Roma è una città disordinata e a volte respingente, ma conserva la magia di sorprendere grazie ai tesori di bellezza di cui è ricca. Piazza Campitelli l’ho percorsa centinaia di volte, molti anni fa e per lo più di fretta, quando seguivo per l’Unità le vicende del Pci. Botteghe Oscure è dietro l’angolo. Ma solo martedì scorso ho ammirato con attenzione la Chiesa di Santa Maria in Portico, e il fascino barocco di locali attigui mi ha colpito perché vi ho ascoltato la trascinante musica romantica di una compositrice ancora troppo ignota, Ingeborg Bronsart (1840-1913), riscoperta e eseguita al pianoforte da Orietta Caianiello insieme al violoncellista Luca Peverini.
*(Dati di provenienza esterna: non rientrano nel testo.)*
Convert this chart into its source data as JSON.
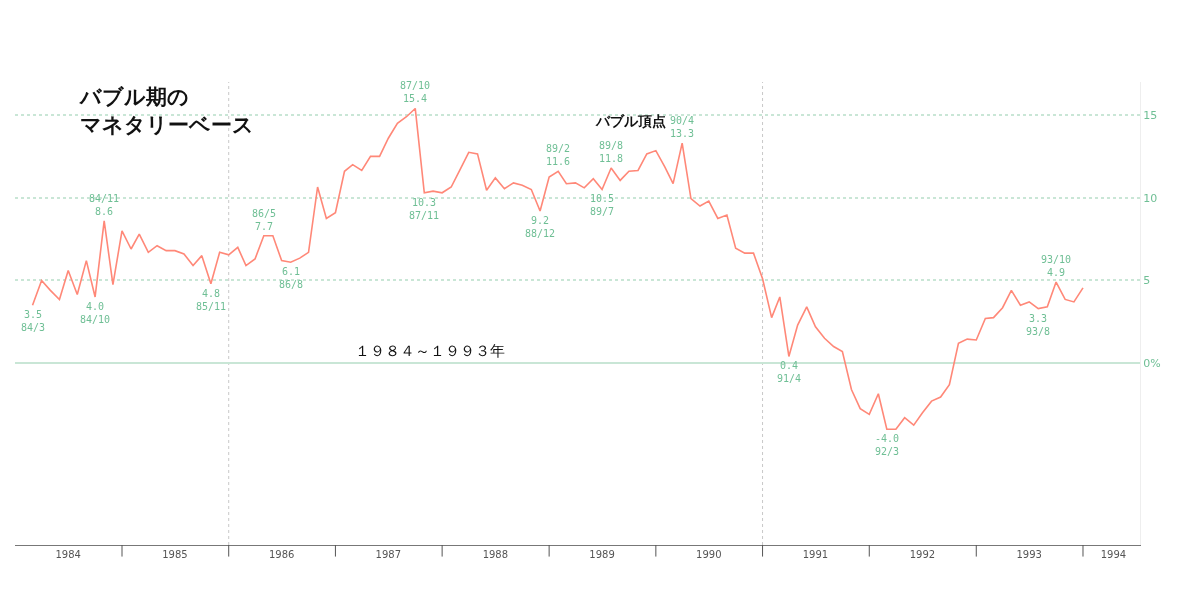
{
  "chart_data": {
    "type": "line",
    "title": "バブル期のマネタリーベース",
    "x": [
      "1984-03",
      "1984-04",
      "1984-05",
      "1984-06",
      "1984-07",
      "1984-08",
      "1984-09",
      "1984-10",
      "1984-11",
      "1984-12",
      "1985-01",
      "1985-02",
      "1985-03",
      "1985-04",
      "1985-05",
      "1985-06",
      "1985-07",
      "1985-08",
      "1985-09",
      "1985-10",
      "1985-11",
      "1985-12",
      "1986-01",
      "1986-02",
      "1986-03",
      "1986-04",
      "1986-05",
      "1986-06",
      "1986-07",
      "1986-08",
      "1986-09",
      "1986-10",
      "1986-11",
      "1986-12",
      "1987-01",
      "1987-02",
      "1987-03",
      "1987-04",
      "1987-05",
      "1987-06",
      "1987-07",
      "1987-08",
      "1987-09",
      "1987-10",
      "1987-11",
      "1987-12",
      "1988-01",
      "1988-02",
      "1988-03",
      "1988-04",
      "1988-05",
      "1988-06",
      "1988-07",
      "1988-08",
      "1988-09",
      "1988-10",
      "1988-11",
      "1988-12",
      "1989-01",
      "1989-02",
      "1989-03",
      "1989-04",
      "1989-05",
      "1989-06",
      "1989-07",
      "1989-08",
      "1989-09",
      "1989-10",
      "1989-11",
      "1989-12",
      "1990-01",
      "1990-02",
      "1990-03",
      "1990-04",
      "1990-05",
      "1990-06",
      "1990-07",
      "1990-08",
      "1990-09",
      "1990-10",
      "1990-11",
      "1990-12",
      "1991-01",
      "1991-02",
      "1991-03",
      "1991-04",
      "1991-05",
      "1991-06",
      "1991-07",
      "1991-08",
      "1991-09",
      "1991-10",
      "1991-11",
      "1991-12",
      "1992-01",
      "1992-02",
      "1992-03",
      "1992-04",
      "1992-05",
      "1992-06",
      "1992-07",
      "1992-08",
      "1992-09",
      "1992-10",
      "1992-11",
      "1992-12",
      "1993-01",
      "1993-02",
      "1993-03",
      "1993-04",
      "1993-05",
      "1993-06",
      "1993-07",
      "1993-08",
      "1993-09",
      "1993-10",
      "1993-11",
      "1993-12",
      "1994-01"
    ],
    "series": [
      {
        "color": "#ff8878",
        "values": [
          3.5,
          5.0,
          4.4,
          3.85,
          5.6,
          4.15,
          6.2,
          4.0,
          8.6,
          4.75,
          8.0,
          6.9,
          7.8,
          6.7,
          7.1,
          6.8,
          6.8,
          6.6,
          5.9,
          6.5,
          4.8,
          6.7,
          6.55,
          7.0,
          5.9,
          6.3,
          7.7,
          7.7,
          6.2,
          6.1,
          6.35,
          6.7,
          10.65,
          8.75,
          9.1,
          11.6,
          12.0,
          11.65,
          12.5,
          12.5,
          13.6,
          14.5,
          14.9,
          15.4,
          10.3,
          10.4,
          10.3,
          10.65,
          11.65,
          12.75,
          12.65,
          10.45,
          11.2,
          10.55,
          10.9,
          10.75,
          10.5,
          9.2,
          11.25,
          11.6,
          10.85,
          10.9,
          10.6,
          11.15,
          10.5,
          11.8,
          11.05,
          11.6,
          11.65,
          12.65,
          12.85,
          11.85,
          10.85,
          13.3,
          9.95,
          9.5,
          9.8,
          8.75,
          8.95,
          6.95,
          6.65,
          6.65,
          5.1,
          2.75,
          4.0,
          0.4,
          2.3,
          3.4,
          2.2,
          1.5,
          1.0,
          0.7,
          -1.6,
          -2.75,
          -3.1,
          -1.85,
          -4.0,
          -4.0,
          -3.3,
          -3.75,
          -3.0,
          -2.3,
          -2.05,
          -1.3,
          1.2,
          1.45,
          1.4,
          2.7,
          2.75,
          3.35,
          4.4,
          3.5,
          3.7,
          3.3,
          3.4,
          4.9,
          3.85,
          3.7,
          4.55
        ]
      }
    ],
    "xlim": [
      "1984-01-01",
      "1994-07-15"
    ],
    "xticks": [
      {
        "value": "1984-07-01",
        "label": "1984"
      },
      {
        "value": "1985-07-01",
        "label": "1985"
      },
      {
        "value": "1986-07-01",
        "label": "1986"
      },
      {
        "value": "1987-07-01",
        "label": "1987"
      },
      {
        "value": "1988-07-01",
        "label": "1988"
      },
      {
        "value": "1989-07-01",
        "label": "1989"
      },
      {
        "value": "1990-07-01",
        "label": "1990"
      },
      {
        "value": "1991-07-01",
        "label": "1991"
      },
      {
        "value": "1992-07-01",
        "label": "1992"
      },
      {
        "value": "1993-07-01",
        "label": "1993"
      },
      {
        "value": "1994-04-15",
        "label": "1994"
      },
      {
        "value": "1985-01-01",
        "label": null
      },
      {
        "value": "1986-01-01",
        "label": null
      },
      {
        "value": "1987-01-01",
        "label": null
      },
      {
        "value": "1988-01-01",
        "label": null
      },
      {
        "value": "1989-01-01",
        "label": null
      },
      {
        "value": "1990-01-01",
        "label": null
      },
      {
        "value": "1991-01-01",
        "label": null
      },
      {
        "value": "1992-01-01",
        "label": null
      },
      {
        "value": "1993-01-01",
        "label": null
      },
      {
        "value": "1994-01-01",
        "label": null
      }
    ],
    "ylim": [
      -11,
      17
    ],
    "yticks": [
      {
        "value": 0,
        "label": "0%"
      },
      5,
      10,
      15
    ],
    "grid": "y",
    "legend": false,
    "marker": "none",
    "line_style": "solid",
    "ref_lines": [
      {
        "axis": "x",
        "value": "1986-01-01",
        "color": "#c8c8c8",
        "line_style": "dotted"
      },
      {
        "axis": "x",
        "value": "1991-01-01",
        "color": "#c8c8c8",
        "line_style": "dotted"
      }
    ],
    "annotations": [
      "１９８４～１９９３年",
      {
        "text": "3.5\n84/3",
        "x": "1984-03",
        "y": 3.5
      },
      {
        "text": "4.0\n84/10",
        "x": "1984-10",
        "y": 4.0
      },
      {
        "text": "84/11\n8.6",
        "x": "1984-11",
        "y": 8.6
      },
      {
        "text": "4.8\n85/11",
        "x": "1985-11",
        "y": 4.8
      },
      {
        "text": "86/5\n7.7",
        "x": "1986-05",
        "y": 7.7
      },
      {
        "text": "6.1\n86/8",
        "x": "1986-08",
        "y": 6.1
      },
      {
        "text": "87/10\n15.4",
        "x": "1987-10",
        "y": 15.4
      },
      {
        "text": "10.3\n87/11",
        "x": "1987-11",
        "y": 10.3
      },
      {
        "text": "9.2\n88/12",
        "x": "1988-12",
        "y": 9.2
      },
      {
        "text": "89/2\n11.6",
        "x": "1989-02",
        "y": 11.6
      },
      {
        "text": "10.5\n89/7",
        "x": "1989-07",
        "y": 10.5
      },
      {
        "text": "89/8\n11.8",
        "x": "1989-08",
        "y": 11.8
      },
      {
        "text": "90/4\n13.3",
        "x": "1990-04",
        "y": 13.3
      },
      {
        "text": "バブル頂点",
        "x": "1990-04",
        "y": 13.3
      },
      {
        "text": "0.4\n91/4",
        "x": "1991-04",
        "y": 0.4
      },
      {
        "text": "-4.0\n92/3",
        "x": "1992-03",
        "y": -4.0
      },
      {
        "text": "3.3\n93/8",
        "x": "1993-08",
        "y": 3.3
      },
      {
        "text": "93/10\n4.9",
        "x": "1993-10",
        "y": 4.9
      }
    ]
  }
}
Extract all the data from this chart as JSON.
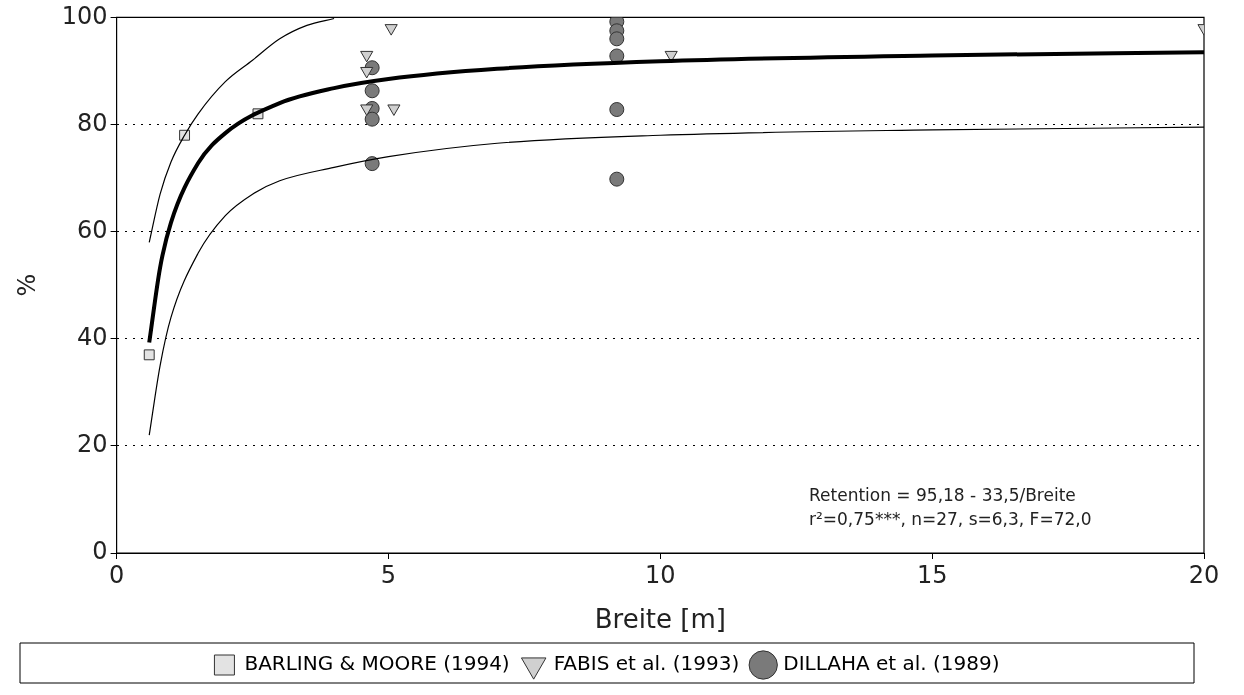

Come in una grande “scatola cinese” dall’architettura barocca è venuto fuori il ricordo musicale avvolgente di una donna dimenticata. Poi è stata la volta delle parole, organizzate dal critico musicale Sandro Cappelletto, che ha intervistato le curatrici del libro Musiciste e compositrici 2. Creazione, interpretazione, didattica, pubblicato dalla Società Editrice di Musicologia: seconda uscita di una collana a cura di Bianca Maria Antolini, Orietta Caianiello, Milena Gammaitoni. Ecco il contenuto della nuova scatola, apparecchiata dall’associazione culturale “idee erranti”.
Se si digita on line la parola compositrice, è stato detto, si ottiene come risultato “macchina per comporre”, o al massimo “compositori donne”, ma non salta fuori alcun nome proprio. I ventun saggi contenuti nel libro proseguono un’opera di disvelamento della presenza femminile nella storia della musica parlando dell’Ottocento e del Novecento, intrecciando musicologia e sociologia. Non solo quindi linguaggi e partiture, tecniche esecutive, ma ambienti sociali, storie delle vite: molto condizionate, quelle delle donne, da pregiudizi e consuetudini escludenti che si sono trascinati anche lungo il secolo scorso. Era soprattutto il matrimonio, e il ruolo sociale del consorte, che condizionava la carriera di cantanti o esecutrici – è stato il caso della Bronsart, concertista allieva di Liszt – spingendo magari le artiste costrette a non esibirsi in pubblico a “rifugiarsi” nella composizione di opere destinate a esecuzioni nei salotti. Cosa che ha dato luogo ad alcune “rivincite” postume, per la fortuna di noi ascoltatori.
Ma ci sono voluti due secoli di impegno e passione di ricerca che hanno accompagnato le varie “ondate” dei movimenti femminili e femministi dal tempo delle battaglie per il suffragio femminile, attraverso la rivolta degli anni Settanta, fino ai movimenti queer su cui si discute oggi. Accanto ai nomi delle musiciste emergono – nel saggio di Caianiello sui I gender studies americani e la musica – quelli di etnomusicologhe come Ellen Kolskoff e riferimenti storici che risalgono al 1848, quando a New York nacque il movimento suffragista americano.
L’interesse maschile, testimoniato da Cappelletto, emerge in quattro dei 21 saggi. Salvatore Dell’Atti si concentra sull’autrice francese di fine Ottocento Augusta Holmès e la sua vision de Sainte Thérèse. Tullio Visioli parla del canto delle voci bianche nel Novecento italiano e della relativa pedagogia femminile. Renzo Cresti fa una rica carrellata sulle compositrici italiane fino alle contemporanee. Luca Aversano, che è anche tra gli organizzatori delle attività universitarie che hanno portato a queste iniziative editoriali e concertistiche, insiste sull’urgenza di fare entrare questa storia rimossa nella scuole. Argomento centrale che non riguarda solo la musica.
Alla fine altra musica, di Germaine Tailleferre, eseguita anche da Paolo Montin al clarinetto e Nazarena Recchia all’arpa.